For Hispanic students, NCLR points out that early instruction in English is essential. Nearly one-fourth of Hispanic students (23 percent) live in households where only Spanish is spoken by adults. Most kids can learn English without difficulty, but NCLR says family engagement matters too; Spanish-speaking parents may have trouble figuring out how to help their kids in school. "Parents are afraid to speak to their children in Spanish because they think the kids should be learning in English," said NCLR senior policy analyst Erica Beltrán.
The truth is that a robust vocabulary in any language is good for a child. It's easy to focus on the English language learners as an isolated group in schools, but the distinction makes little sense when it comes to early learning. All young children are learning English; it just so happens that some of them are learning other languages as well.

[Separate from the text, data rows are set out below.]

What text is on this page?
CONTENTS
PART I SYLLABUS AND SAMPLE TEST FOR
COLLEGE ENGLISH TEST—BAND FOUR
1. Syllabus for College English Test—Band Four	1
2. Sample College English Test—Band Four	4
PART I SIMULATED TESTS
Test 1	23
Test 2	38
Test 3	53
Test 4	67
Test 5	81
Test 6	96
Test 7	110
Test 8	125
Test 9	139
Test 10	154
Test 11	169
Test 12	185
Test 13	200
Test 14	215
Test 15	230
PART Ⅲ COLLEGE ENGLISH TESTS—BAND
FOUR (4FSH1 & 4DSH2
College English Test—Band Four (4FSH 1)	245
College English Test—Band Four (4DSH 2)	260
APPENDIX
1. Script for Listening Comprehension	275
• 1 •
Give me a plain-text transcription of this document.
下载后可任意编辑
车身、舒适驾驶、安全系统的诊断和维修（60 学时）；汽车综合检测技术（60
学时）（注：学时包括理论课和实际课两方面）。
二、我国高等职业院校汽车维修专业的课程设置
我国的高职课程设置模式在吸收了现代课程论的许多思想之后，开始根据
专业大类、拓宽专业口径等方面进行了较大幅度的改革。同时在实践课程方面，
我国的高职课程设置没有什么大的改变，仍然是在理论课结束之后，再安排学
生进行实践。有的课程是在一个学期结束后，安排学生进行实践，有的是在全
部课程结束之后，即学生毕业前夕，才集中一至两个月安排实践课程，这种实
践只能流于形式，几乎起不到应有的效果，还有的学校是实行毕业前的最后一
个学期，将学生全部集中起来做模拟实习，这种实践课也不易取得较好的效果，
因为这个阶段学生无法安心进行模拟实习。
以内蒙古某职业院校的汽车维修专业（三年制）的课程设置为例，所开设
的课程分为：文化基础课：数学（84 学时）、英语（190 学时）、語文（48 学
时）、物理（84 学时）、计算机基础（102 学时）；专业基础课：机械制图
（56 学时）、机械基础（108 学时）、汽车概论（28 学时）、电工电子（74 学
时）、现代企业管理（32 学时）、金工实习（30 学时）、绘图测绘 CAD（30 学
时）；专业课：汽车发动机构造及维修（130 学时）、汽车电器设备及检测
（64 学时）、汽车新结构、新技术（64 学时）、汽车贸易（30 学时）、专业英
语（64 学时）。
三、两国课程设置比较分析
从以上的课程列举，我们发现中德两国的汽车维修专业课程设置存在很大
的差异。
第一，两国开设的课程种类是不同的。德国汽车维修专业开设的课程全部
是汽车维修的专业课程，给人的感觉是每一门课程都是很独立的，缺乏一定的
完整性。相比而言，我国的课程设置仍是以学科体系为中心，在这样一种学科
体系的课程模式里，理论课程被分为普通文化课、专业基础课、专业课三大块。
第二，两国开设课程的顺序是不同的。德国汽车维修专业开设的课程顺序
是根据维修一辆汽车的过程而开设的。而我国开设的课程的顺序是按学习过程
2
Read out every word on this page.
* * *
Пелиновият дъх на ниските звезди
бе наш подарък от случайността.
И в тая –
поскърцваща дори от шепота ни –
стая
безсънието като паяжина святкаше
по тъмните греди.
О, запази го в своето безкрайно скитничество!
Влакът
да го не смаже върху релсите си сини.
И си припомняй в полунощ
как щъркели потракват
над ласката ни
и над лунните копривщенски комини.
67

A toddler's language skills--be it in Spanish, English, or Chinese--can mean the difference between being ahead of the curve or behind it in the teen years. "Children who come from parents of lesser education enter kindergarten with a smaller vocabulary," said Rich Neimand, president of Neimand Collaborative, a public relations firm that advocates for education. "The achievement gap starts at that point and it's very hard to close."
How can educators and families focus on increasing vocabulary and literacy among all pre-school children? Can the techniques used for English language learners be employed among young native English speakers? What should non-English-speaking parents know about interacting with their bilingual children? What should English-speaking parents understand about improving their children's vocabulary? Does it make sense to teach other languages to English speakers at the pre-school level?